I have wanted to make this post for a while but because it is mostly about findings that are disappointing I did not feel particularly motivated to write it. I have got my hands on some proper Skylake-X processors with AVX512 enabled, and modified my code to make use of it. Also since the system is water cooled, I was able to push the processor to its limits, achieving some nice results. However, all the remarkable results are from AVX2 instructions.
I was able to run an 8 core 16 thread CPU with AVX2 instructions, which means using 256 bits wide registers, holding 8 single precision (32bit) floats each. These allowed me to accelerate 8×8 partial matrix multiplications. The test load was a neural network with 1 input, 16, 256, 256, 16 neurons in the four hidden layers, and 5 output neurons. This layout makes sure that during matrix partitioning there are no empty values calculated in the matrices, all values matter.

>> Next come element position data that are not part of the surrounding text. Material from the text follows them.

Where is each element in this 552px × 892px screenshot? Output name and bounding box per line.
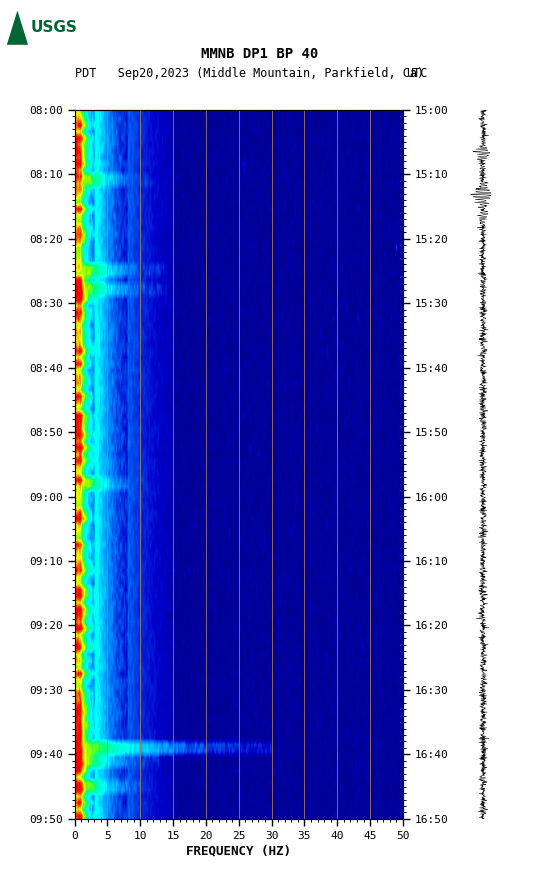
Text: USGS: USGS [31,21,78,35]
Text: MMNB DP1 BP 40: MMNB DP1 BP 40 [201,46,318,61]
Text: UTC: UTC [406,67,427,80]
Polygon shape [7,11,28,45]
X-axis label: FREQUENCY (HZ): FREQUENCY (HZ) [186,845,291,858]
Text: PDT   Sep20,2023 (Middle Mountain, Parkfield, Ca): PDT Sep20,2023 (Middle Mountain, Parkfie… [75,67,423,80]
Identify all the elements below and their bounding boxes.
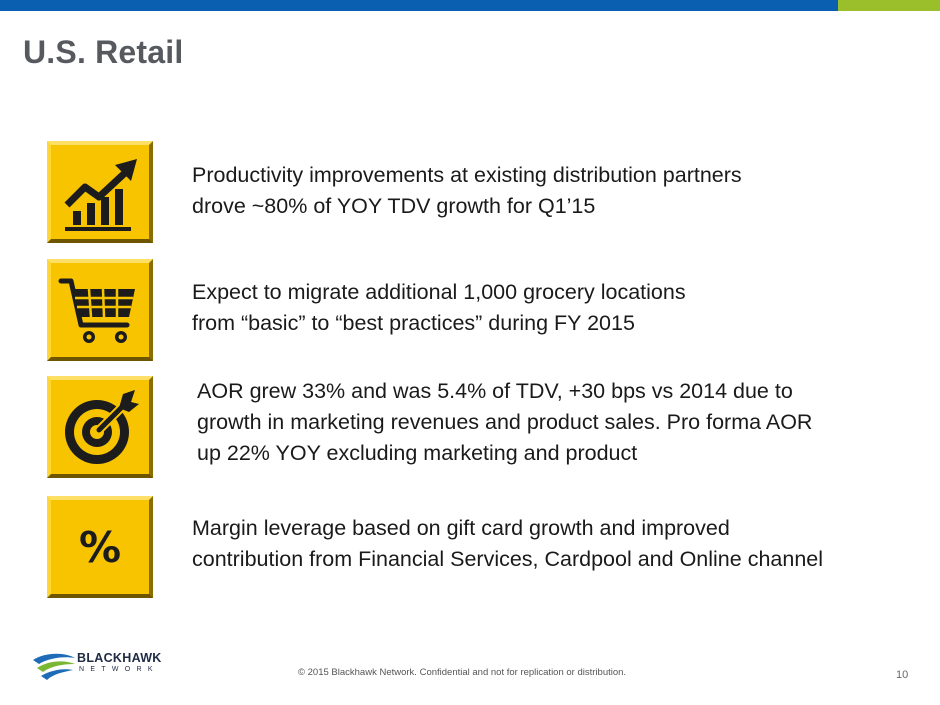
bullet-3-line-2: growth in marketing revenues and product… xyxy=(197,410,813,434)
slide-title: U.S. Retail xyxy=(23,34,184,70)
bullet-2-line-2: from “basic” to “best practices” during … xyxy=(192,311,635,335)
bullet-text-4: Margin leverage based on gift card growt… xyxy=(192,513,823,575)
growth-tile xyxy=(47,141,153,243)
percent-icon: % xyxy=(78,522,122,572)
cart-tile xyxy=(47,259,153,361)
growth-chart-icon xyxy=(64,159,137,231)
target-icon xyxy=(65,390,139,464)
target-tile xyxy=(47,376,153,478)
logo-wordmark: BLACKHAWK xyxy=(77,651,162,665)
bullet-3-line-3: up 22% YOY excluding marketing and produ… xyxy=(197,441,638,465)
page-number: 10 xyxy=(896,669,909,681)
top-accent-bar xyxy=(0,0,838,11)
bullet-text-1: Productivity improvements at existing di… xyxy=(192,160,742,222)
percent-tile: % xyxy=(47,496,153,598)
bullet-3-line-1: AOR grew 33% and was 5.4% of TDV, +30 bp… xyxy=(197,379,793,403)
blackhawk-logo-icon xyxy=(33,653,75,680)
bullet-4-line-2: contribution from Financial Services, Ca… xyxy=(192,547,824,571)
bullet-1-line-2: drove ~80% of YOY TDV growth for Q1’15 xyxy=(192,194,596,218)
shopping-cart-icon xyxy=(58,278,135,343)
bullet-text-3: AOR grew 33% and was 5.4% of TDV, +30 bp… xyxy=(197,376,812,469)
logo-subtitle: NETWORK xyxy=(79,666,159,673)
bullet-text-2: Expect to migrate additional 1,000 groce… xyxy=(192,277,686,339)
bullet-4-line-1: Margin leverage based on gift card growt… xyxy=(192,516,730,540)
copyright-notice: © 2015 Blackhawk Network. Confidential a… xyxy=(298,667,627,678)
bullet-1-line-1: Productivity improvements at existing di… xyxy=(192,163,742,187)
bullet-2-line-1: Expect to migrate additional 1,000 groce… xyxy=(192,280,686,304)
top-accent-bar-green xyxy=(838,0,940,11)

I have reached 1.2 GCps performance (with 21MCps / GHz / Core efficiency), which is the highest number I have seen so far. All this from running all 8 cores at 4.8 GHz continuously (tested to be stable for 10 hours straight), without thermal throttling.
Then I extended my code to utilize 512 bits wide registers, using 16 single precision floats, and 16×16 block matrix partitions. This required the AVX512 instruction set. The result was only 1.08 GCps (with 19MCps / GHz / Core efficiency). The utility HWMonitor revealed what was really going on: all cores that were running AVX512 instructions got automatically downclocked to 4.3GHz instead of 4.8GHz. This is a well known problem with the AVX512 instruction set, and I would not be the first person complaining about this. It seems that the only way to gain performance advantage from using these instructions is by using them sparingly, e.g. by mixing them with AVX2.
I could probably improve on my results by introducing a mixed block matrix partitioning where e.g. 30-60% of the 16×16 blocks are further partitioned to 8×8 blocks, and making one part of the calculations with 256bits wide registers, and the other part with 512 bits wide ones, thus making sure that I am only using a certain amount of AVX512 power that is not clocking down the CPU cores just yet. It is certainly possible to do this, but I doubt it is worth it.
I am looking towards GPU solutions instead, the AVX512 is unfortunately a dead end, along with the other capabilities that the Intel CPUs currently offer. First of all, single precision is still way too high for the purposes of simulating neurons. These simple activation functions would also run happily on half (16 bits) precision floating point numbers, and such precisions are not available in the current Intel line-up.